Big Data has managed to catch the attraction of many companies in the world and they are relying heavily on their Big Data to understand the behaviors of their customers. But in all this we fail to understand one thing and that is Big Data is not about real-time vs. batch processing. But given the number of options it has to offer such a common man's perspective about it is neither surprising nor controversial.
But, still if one has to scale it’d rather be more controversial than more surprising. Controversial is the nature of the infrastructure required I order to get the most out of Big Data. The analytics is very addictive and it soon converts into the problem if one’s infrastructure is unable to keep up with requirements of the Data Structure.
There is definitely more than Spark or Hadoop to the success of big data and that is infrastructure.

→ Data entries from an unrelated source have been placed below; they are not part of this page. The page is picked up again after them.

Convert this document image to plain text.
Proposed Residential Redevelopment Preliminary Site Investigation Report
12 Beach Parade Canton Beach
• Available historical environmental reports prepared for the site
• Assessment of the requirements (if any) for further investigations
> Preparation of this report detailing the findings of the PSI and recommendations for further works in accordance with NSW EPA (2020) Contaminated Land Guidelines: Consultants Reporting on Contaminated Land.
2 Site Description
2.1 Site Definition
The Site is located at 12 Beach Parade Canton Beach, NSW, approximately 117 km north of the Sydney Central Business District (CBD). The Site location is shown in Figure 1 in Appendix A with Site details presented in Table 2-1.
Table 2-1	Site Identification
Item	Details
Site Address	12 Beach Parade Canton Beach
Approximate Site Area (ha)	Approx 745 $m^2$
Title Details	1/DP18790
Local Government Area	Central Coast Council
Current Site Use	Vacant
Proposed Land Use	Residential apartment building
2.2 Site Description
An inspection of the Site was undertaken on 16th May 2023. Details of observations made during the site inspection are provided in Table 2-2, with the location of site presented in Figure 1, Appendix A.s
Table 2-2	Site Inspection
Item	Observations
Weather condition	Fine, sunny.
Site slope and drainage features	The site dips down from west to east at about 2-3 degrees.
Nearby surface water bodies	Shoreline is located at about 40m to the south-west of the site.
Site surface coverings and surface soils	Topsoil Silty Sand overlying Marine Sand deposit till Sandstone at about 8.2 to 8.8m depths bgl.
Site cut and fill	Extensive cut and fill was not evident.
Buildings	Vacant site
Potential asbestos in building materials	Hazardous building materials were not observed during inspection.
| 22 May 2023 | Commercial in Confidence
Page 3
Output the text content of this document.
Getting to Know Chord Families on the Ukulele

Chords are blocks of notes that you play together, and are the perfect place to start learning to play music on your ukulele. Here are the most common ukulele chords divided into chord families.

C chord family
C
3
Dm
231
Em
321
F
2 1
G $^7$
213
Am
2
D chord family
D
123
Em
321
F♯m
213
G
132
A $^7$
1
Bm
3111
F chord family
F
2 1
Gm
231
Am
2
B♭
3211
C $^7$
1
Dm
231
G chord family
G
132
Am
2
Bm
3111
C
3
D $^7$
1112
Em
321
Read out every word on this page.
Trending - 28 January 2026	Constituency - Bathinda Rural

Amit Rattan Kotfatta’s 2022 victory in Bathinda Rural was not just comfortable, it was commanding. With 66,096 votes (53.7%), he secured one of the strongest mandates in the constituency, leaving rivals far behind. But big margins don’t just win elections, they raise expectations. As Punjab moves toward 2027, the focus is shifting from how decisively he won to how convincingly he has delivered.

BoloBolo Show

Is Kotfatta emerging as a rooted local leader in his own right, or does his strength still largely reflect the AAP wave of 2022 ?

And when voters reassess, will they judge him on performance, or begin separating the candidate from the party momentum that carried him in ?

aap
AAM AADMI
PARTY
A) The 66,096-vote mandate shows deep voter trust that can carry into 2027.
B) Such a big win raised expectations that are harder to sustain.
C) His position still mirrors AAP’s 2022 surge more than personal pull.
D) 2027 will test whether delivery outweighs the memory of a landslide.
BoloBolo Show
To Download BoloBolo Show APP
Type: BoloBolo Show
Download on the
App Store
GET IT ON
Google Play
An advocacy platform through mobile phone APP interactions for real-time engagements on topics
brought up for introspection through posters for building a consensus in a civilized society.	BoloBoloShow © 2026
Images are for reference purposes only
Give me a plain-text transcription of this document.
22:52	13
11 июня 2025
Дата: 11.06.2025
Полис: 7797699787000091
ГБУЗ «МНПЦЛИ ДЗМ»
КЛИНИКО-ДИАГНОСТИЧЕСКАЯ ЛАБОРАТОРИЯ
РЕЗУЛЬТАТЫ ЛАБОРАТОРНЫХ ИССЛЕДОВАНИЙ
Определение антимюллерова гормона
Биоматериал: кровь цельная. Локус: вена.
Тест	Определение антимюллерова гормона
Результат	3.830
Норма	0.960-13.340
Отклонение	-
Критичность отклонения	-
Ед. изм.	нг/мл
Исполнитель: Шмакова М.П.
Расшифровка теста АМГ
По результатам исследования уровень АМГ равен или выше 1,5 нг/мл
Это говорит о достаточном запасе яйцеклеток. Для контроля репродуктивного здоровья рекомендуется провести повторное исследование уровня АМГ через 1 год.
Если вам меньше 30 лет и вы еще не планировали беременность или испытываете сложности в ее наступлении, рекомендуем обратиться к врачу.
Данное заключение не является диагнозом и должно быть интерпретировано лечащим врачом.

Definitely cloud has a big role to play in the Big Data analytics but the much bigger factor here is the data processing and that totally depends on the infrastructure.
Though, cloud is emerging as an increasingly popular option for the purpose of testing and developing the new analytics application and also for the processing of the big data which is being generated outside the walls of the enterprise.
There are three main components to the analytics system and they are:
Some of the most famous data services like AWS provide multiple ways to store the single source of truth and they varies from S3 storage to databases like DynamoDB or RDS to data warehousing solutions like Redshift.
This data from the single source of truth is often augmented with the streaming data such as website clickstream or financial transactions. In this regard AWS offer Kinesis for the real-time data processing other options like Apache Storm and Spark also exist.
Task clusters are a group of instances running on the distributed network specifically for a very specific task such as data visualization.
With these components Big Data is not about the real-time vs. batch processing but is all about the broad set of tools which allow you to handle data in many ways.
Real-time data processing is absolutely very important but it is an additive part of the big data ecosystem.
Many believe that Big Data is only related to large volumes of data and tend to neglect the complexities inherent in variety and velocity of data and even the term volume is not that simple as it may sound.
The real challenge in dealing with data is not the absolute scale of the data but rather the relative scale of the data. Today’s business world want a platform which allows it to move from one scale to another easily and graciously because those who go out and buy expensive infrastructure to answer one problem notices that by the time they get around answering the question the real question has changed and the business world has moved on.
Cloud is great but it not ultimate “all in on cloud” vs. “all in on premise” situation. In case where the bulk data is being created on the premise analytics will remain stuck to the premise and in other case where the data is created using stream processing the natural starting point is cloud.